Four-day strike continues across East Pakistan
The state-run Pakistan Television and Radio Pakistan in Dhaka were renamed Dhaka Television and Dhaka Betar Kendra on March 4, 1971 as the non-cooperation movement launched by Bangabandhu Sheikh Mujibur Rahman gained momentum.
Radio and television artists announced that they would not work on programs for Pakistan as long as the people and students of the country (the then East Pakistan) were involved in the struggle.
The development came amid an ongoing countrywide strike, from 6am to 2pm, which caused the civil administration in the province to completely collapse.
During the strike on the day, six people were martyred in firing by the army in Khulna, while the death toll in Chittagong rose to 121. The strike began on March 3 when Bangabandhu called for a four-day shutdown protesting repression by the Pakistani junta.
After Bangabandhu's call on March 3, hundreds of men, women and students waited for hours to voluntarily donate blood to the Blood Bank of Dhaka Medical College Hospital to save the lives of heroic citizens shot in the course of the movement.

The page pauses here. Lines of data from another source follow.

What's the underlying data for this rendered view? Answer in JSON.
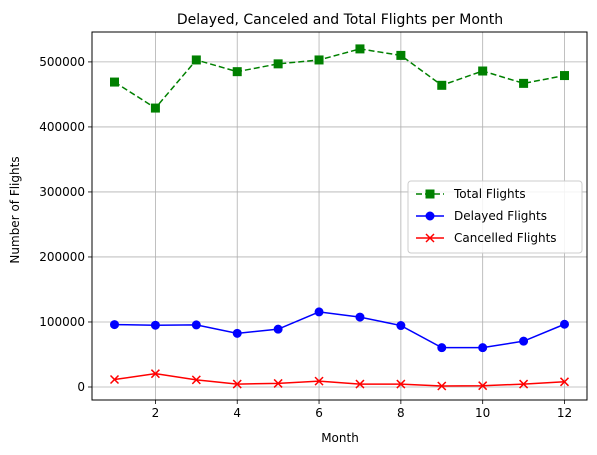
{
  "chart_data": {
    "type": "line",
    "title": "Delayed, Canceled and Total Flights per Month",
    "xlabel": "Month",
    "ylabel": "Number of Flights",
    "x": [
      1,
      2,
      3,
      4,
      5,
      6,
      7,
      8,
      9,
      10,
      11,
      12
    ],
    "xlim": [
      0.45,
      12.55
    ],
    "ylim": [
      -20000,
      546000
    ],
    "xticks": [
      2,
      4,
      6,
      8,
      10,
      12
    ],
    "yticks": [
      0,
      100000,
      200000,
      300000,
      400000,
      500000
    ],
    "grid": true,
    "legend_position": "center-right",
    "series": [
      {
        "name": "Total Flights",
        "color": "#008000",
        "line_style": "dashed",
        "marker": "square",
        "values": [
          469000,
          429000,
          503000,
          485000,
          497000,
          503000,
          520000,
          510000,
          464000,
          486000,
          467000,
          479000
        ]
      },
      {
        "name": "Delayed Flights",
        "color": "#0000ff",
        "line_style": "solid",
        "marker": "circle",
        "values": [
          96000,
          95000,
          95500,
          82500,
          89000,
          115500,
          107500,
          94500,
          60500,
          60500,
          70500,
          96500
        ]
      },
      {
        "name": "Cancelled Flights",
        "color": "#ff0000",
        "line_style": "solid",
        "marker": "x",
        "values": [
          11500,
          20500,
          11000,
          4500,
          5500,
          9000,
          4500,
          4500,
          1500,
          2000,
          4500,
          8000
        ]
      }
    ]
  }
}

Sheikh Mujib congratulated the people for continuing the strike and asked government and non-government offices, where employees had not received salaries, to operate from 2:30 pm to 4:30 pm to disburse salaries during the subsequent two days of strike.

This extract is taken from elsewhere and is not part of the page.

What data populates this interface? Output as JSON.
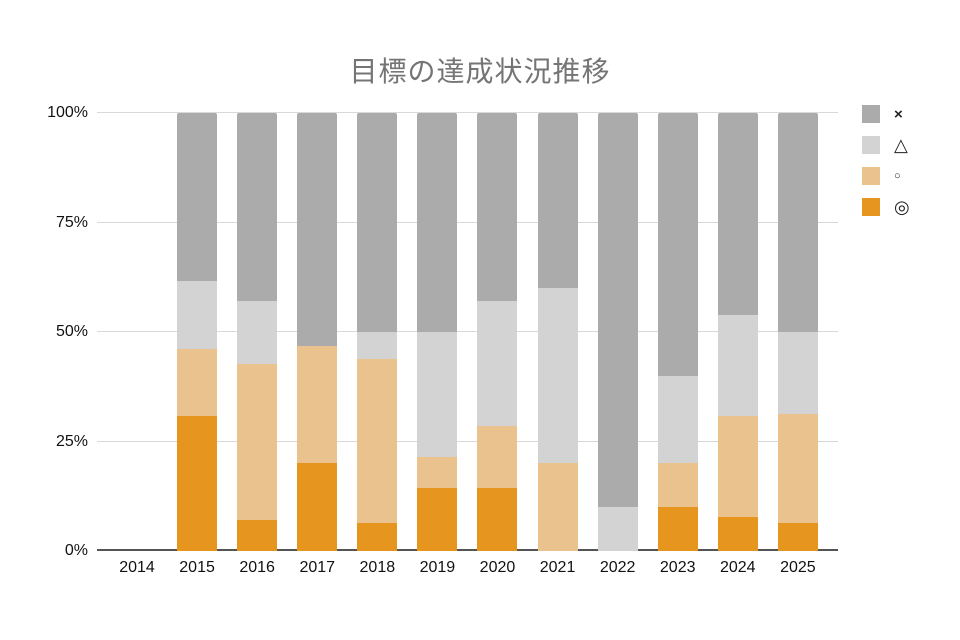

Issuing a statement, Bangabandhu said that no nation had ever been liberated without making extreme sacrifices.
According to US Embassy archives, Mujib admitted to several foreign correspondents “off the record” that he would make a statement equivalent to independence for East Pakistan on Sunday (March 7).
He did, however, go on to say that the East and West wings should draft their respective constitutions and thereafter discussions over the form of linkage could take place.
“At least one Pakistani air force C-130 has been seen flying into Dacca and there are recurrent reports of forces being flown into Dacca via the Pakistani commercial airline and of the movement of troops from the West via ship….It is known that there is pressure from some elements in the military to make a quick repressive strike against the East Pakistani leaders in hopes of cowing them and the rest of the province.”
On March 4, People’s Party Chairman Zulfikar Ali Bhutto at a press conference in Karachi said that to contain anger in the country, his party would try its best to meet the Six-Point demand.
On the same day, Lt Gen Sahibzada Yaqub Khan stepped down as martial law administrator of East Pakistan. General Tikka Khan took over.